Nach dem Besuch: Verzeigung!

Besucherparkplätze sind für Gäste von Mieterinnen oder Stockwerkeigentümern gedacht, die gelegentlich vorbeikommen. Umso ärgerlicher ist es, wenn man nach dem Besuch trotzdem einen Einzahlungsschein einer Sicherheitsfirma unter dem Scheibenwischer vorfindet, mit der Androhung einer Verzeigung.

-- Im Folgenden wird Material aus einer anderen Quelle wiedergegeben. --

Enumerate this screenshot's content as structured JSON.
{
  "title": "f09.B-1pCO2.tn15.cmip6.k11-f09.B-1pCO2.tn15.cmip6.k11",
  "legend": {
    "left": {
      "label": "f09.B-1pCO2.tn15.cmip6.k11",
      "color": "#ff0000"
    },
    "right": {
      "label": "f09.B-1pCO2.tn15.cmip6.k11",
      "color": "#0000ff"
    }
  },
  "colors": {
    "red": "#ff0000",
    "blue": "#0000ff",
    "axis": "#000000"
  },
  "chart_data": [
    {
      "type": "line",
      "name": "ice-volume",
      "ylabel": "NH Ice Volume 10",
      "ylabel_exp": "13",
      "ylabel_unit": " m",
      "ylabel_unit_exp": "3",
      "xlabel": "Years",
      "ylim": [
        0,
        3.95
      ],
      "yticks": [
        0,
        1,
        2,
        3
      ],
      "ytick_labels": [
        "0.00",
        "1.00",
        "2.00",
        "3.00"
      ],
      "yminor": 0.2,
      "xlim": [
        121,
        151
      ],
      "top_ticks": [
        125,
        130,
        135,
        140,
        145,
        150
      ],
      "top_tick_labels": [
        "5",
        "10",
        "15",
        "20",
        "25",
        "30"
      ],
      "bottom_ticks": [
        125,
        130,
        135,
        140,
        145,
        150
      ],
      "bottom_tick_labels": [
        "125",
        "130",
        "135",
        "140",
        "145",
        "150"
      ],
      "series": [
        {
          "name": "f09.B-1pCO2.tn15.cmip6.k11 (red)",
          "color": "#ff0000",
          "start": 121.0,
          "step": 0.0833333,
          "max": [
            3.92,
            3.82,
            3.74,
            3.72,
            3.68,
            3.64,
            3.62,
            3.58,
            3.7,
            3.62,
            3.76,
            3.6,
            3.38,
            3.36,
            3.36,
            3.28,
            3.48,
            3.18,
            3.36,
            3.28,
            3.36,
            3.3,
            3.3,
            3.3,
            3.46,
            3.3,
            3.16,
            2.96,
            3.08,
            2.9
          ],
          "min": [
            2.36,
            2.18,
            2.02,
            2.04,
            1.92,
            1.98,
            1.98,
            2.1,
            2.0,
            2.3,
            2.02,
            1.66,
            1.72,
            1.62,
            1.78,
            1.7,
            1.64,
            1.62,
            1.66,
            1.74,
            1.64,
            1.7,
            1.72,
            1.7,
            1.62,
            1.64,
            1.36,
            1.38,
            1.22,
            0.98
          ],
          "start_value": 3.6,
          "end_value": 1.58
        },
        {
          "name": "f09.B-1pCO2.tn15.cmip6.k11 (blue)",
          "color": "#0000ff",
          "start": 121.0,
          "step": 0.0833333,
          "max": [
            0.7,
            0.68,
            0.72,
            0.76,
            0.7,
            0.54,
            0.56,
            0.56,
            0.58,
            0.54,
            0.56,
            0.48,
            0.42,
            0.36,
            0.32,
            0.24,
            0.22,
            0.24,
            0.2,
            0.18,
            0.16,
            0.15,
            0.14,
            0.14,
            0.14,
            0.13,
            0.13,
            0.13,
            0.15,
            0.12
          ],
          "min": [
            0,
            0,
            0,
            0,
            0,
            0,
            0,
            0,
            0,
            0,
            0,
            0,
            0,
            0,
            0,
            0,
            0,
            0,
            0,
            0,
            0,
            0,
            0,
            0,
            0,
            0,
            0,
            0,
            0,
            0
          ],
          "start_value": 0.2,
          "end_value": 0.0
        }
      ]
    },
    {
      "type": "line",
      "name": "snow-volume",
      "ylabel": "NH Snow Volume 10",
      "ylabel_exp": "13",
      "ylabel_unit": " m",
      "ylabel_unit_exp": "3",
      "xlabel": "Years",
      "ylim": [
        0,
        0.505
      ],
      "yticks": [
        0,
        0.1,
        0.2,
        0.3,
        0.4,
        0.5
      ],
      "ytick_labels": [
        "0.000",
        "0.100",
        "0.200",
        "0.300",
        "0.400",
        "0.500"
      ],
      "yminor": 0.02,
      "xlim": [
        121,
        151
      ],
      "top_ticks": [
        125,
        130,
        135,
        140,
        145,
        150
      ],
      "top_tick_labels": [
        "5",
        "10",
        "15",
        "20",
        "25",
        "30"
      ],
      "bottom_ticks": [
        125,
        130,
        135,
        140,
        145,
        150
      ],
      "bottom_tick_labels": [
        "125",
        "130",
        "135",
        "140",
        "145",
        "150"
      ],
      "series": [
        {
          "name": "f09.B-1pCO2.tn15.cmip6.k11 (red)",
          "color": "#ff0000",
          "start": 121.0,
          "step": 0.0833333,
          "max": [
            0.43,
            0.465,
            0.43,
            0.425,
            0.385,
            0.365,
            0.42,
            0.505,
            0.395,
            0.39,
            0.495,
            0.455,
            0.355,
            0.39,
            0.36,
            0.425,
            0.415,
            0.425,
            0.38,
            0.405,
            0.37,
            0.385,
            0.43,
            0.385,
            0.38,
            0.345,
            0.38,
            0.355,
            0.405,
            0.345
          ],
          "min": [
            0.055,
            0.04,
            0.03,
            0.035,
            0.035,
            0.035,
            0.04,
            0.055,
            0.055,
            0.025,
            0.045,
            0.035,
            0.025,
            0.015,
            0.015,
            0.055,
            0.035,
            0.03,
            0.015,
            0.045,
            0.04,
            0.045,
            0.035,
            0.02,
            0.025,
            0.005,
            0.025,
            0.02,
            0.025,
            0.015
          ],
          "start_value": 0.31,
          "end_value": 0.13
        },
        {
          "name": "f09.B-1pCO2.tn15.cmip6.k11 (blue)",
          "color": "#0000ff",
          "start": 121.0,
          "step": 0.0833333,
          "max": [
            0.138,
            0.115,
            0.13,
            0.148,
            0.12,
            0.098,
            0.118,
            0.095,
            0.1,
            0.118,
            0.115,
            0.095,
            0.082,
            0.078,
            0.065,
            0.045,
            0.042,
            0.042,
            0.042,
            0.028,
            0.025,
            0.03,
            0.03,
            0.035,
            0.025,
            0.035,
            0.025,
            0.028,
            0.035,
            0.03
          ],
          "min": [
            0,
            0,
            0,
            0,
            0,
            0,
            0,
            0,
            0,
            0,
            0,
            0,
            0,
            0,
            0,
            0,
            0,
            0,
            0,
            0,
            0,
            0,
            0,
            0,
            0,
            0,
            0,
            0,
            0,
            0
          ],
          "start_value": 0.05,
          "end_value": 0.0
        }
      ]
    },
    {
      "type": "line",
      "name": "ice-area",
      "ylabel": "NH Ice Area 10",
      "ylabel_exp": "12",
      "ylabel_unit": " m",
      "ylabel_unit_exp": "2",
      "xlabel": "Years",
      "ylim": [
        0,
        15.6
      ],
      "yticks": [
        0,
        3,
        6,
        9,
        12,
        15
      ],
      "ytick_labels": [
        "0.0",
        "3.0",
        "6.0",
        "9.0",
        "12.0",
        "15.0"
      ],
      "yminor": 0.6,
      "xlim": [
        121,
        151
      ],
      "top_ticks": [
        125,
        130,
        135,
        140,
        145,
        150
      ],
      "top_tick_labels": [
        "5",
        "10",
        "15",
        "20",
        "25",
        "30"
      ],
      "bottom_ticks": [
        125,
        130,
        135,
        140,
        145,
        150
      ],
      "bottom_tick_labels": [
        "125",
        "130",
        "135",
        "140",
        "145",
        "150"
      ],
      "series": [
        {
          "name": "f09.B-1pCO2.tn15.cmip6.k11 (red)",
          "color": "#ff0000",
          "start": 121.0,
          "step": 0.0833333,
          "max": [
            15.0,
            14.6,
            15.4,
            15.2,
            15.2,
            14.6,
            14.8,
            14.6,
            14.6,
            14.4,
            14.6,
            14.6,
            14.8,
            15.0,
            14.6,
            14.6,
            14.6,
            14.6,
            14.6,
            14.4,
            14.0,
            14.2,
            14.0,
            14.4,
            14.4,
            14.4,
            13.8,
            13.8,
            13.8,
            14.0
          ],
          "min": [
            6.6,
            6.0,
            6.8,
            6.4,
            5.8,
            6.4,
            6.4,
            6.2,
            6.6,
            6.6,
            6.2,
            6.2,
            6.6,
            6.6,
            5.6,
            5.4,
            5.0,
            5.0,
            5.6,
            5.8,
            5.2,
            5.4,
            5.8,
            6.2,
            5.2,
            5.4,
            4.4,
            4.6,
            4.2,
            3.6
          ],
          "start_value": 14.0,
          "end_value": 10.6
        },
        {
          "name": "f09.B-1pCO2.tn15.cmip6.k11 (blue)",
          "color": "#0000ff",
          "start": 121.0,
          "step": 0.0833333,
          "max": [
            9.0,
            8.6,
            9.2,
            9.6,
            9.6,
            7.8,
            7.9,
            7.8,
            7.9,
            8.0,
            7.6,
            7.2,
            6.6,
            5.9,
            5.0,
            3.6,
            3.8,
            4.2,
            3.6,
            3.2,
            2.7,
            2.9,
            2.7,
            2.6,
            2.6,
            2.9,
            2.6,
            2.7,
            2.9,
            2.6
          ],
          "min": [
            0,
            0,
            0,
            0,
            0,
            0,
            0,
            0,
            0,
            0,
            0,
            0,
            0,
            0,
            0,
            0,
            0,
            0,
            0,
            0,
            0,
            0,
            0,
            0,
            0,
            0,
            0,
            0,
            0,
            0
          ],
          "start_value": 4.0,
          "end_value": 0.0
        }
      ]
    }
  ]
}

Verzeigungen sind bei Besucherparkplätzen ungewöhnlich.
Bildlegende: Verzeigungen sind bei Besucherparkplätzen ungewöhnlich. KEYSTONE

Ob die Drohung mit einer Strafanzeige legal ist, sagt Beobachter-Expertin Rosmarie Naef.

Die 3 wichtigsten Punkte zu Besucherparkplätzen auf Privatgrund

1. Besucherparkplatz: Das Gesetz regelt die Nutzung von Besucherparkplätzen nicht. Gelegentlichen Besuchern von Hausbewohnern kann der Eigentümer das Parkieren nicht verbieten, er darf aber Regelungen aufstellen für die Benützung der Parkplätze.
Wichtig: Die Hausbewohner (egal ob Mieter oder Stockwerkeigentümer) sind keine Besucher und dürfen deshalb – ohne anderslautende Regelung – auf den Besucherparkplätzen nicht parkieren.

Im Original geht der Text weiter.